Dirigida por José Corbacho y Juan Cruz supuso el primer acercamiento de nuestra cinematografía al fenómeno del acoso escolar, tras cierta sensibilización de la opinión pública y un somero trato del fenómeno a través de los medios de comunicación.
La trama parte de los elementos clásicos del matonismo de patio de colegio, favorecido por el uso de los teléfonos móviles a través de la captura de imágenes y sonidos y envío de sms. Casualmente, meses después del estreno de la película se anunciaría al mundo el primer smartphone, que supondría una auténtica revolución digital de las comunicaciones, pero también una puerta abierta al ciberbullying, que hasta la fecha ha resultado imposible cerrar.
Aunque es cuestionable en cuanto a la calidad de sus interpretaciones, destaca el siempre brillante Lluis Homar, en un papel que revela cuán importante resultan los progenitores en la transmisión de valores a sus hijos.
Pero más allá de su calidad artística, no cabe duda que su guión se asienta en un más que notable asesoramiento de profesionales especializados, ilustrando acertadamente sobre todos los protagonistas del círculo del bullying: el aislamiento e impotencia de la víctima, los depredadores que atacan en grupo, bajo los dictados del líder de la manada, los testigos que se mantienen al margen, la negación de unos progenitores y la ignorancia de otros.

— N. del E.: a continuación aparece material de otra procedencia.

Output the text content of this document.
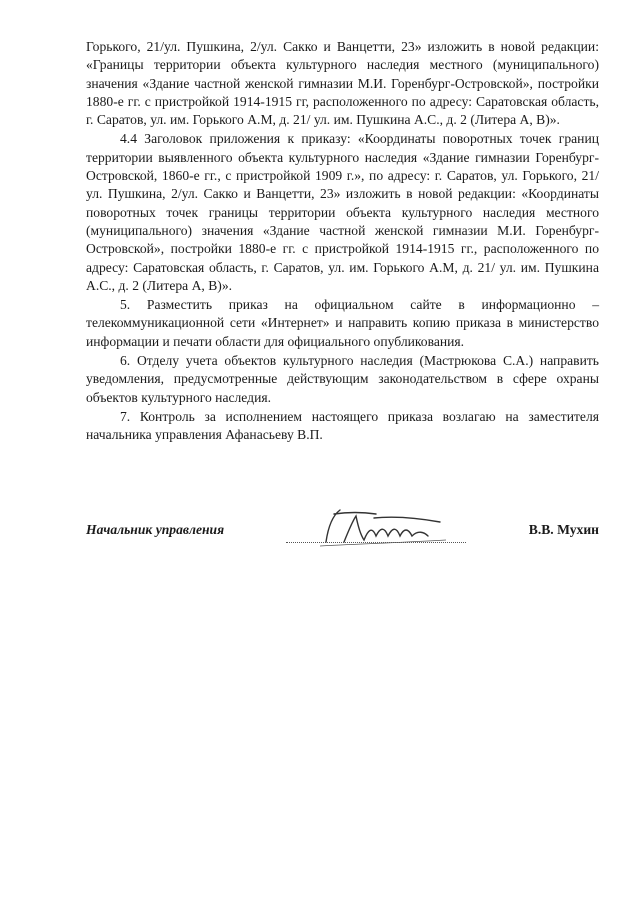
Горького, 21/ул. Пушкина, 2/ул. Сакко и Ванцетти, 23» изложить в новой редакции: «Границы территории объекта культурного наследия местного (муниципального) значения «Здание частной женской гимназии М.И. Горенбург-Островской», постройки 1880-е гг. с пристройкой 1914-1915 гг, расположенного по адресу: Саратовская область, г. Саратов, ул. им. Горького А.М, д. 21/ ул. им. Пушкина А.С., д. 2 (Литера А, В)».

4.4 Заголовок приложения к приказу: «Координаты поворотных точек границ территории выявленного объекта культурного наследия «Здание гимназии Горенбург-Островской, 1860-е гг., с пристройкой 1909 г.», по адресу: г. Саратов, ул. Горького, 21/ул. Пушкина, 2/ул. Сакко и Ванцетти, 23» изложить в новой редакции: «Координаты поворотных точек границы территории объекта культурного наследия местного (муниципального) значения «Здание частной женской гимназии М.И. Горенбург-Островской», постройки 1880-е гг. с пристройкой 1914-1915 гг., расположенного по адресу: Саратовская область, г. Саратов, ул. им. Горького А.М, д. 21/ ул. им. Пушкина А.С., д. 2 (Литера А, В)».

5. Разместить приказ на официальном сайте в информационно – телекоммуникационной сети «Интернет» и направить копию приказа в министерство информации и печати области для официального опубликования.

6. Отделу учета объектов культурного наследия (Мастрюкова С.А.) направить уведомления, предусмотренные действующим законодательством в сфере охраны объектов культурного наследия.

7. Контроль за исполнением настоящего приказа возлагаю на заместителя начальника управления Афанасьеву В.П.

Начальник управления	В.В. Мухин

Pero dicho círculo, lejos de cerrarse, añade un giro argumental que lejos de ser forzado, supone uno de los efectos más perniciosos de esta lacra social, tan difícil de erradicar.
Como espectadores nos identificamos con la hermana pequeña de la víctima, inquieta por el devenir de su desparecido oso de peluche; irradia una pureza que, con el tiempo, terminará por corromperse en muchas personas.
El lado menos amable y más cruel de la pérdida de la inocencia.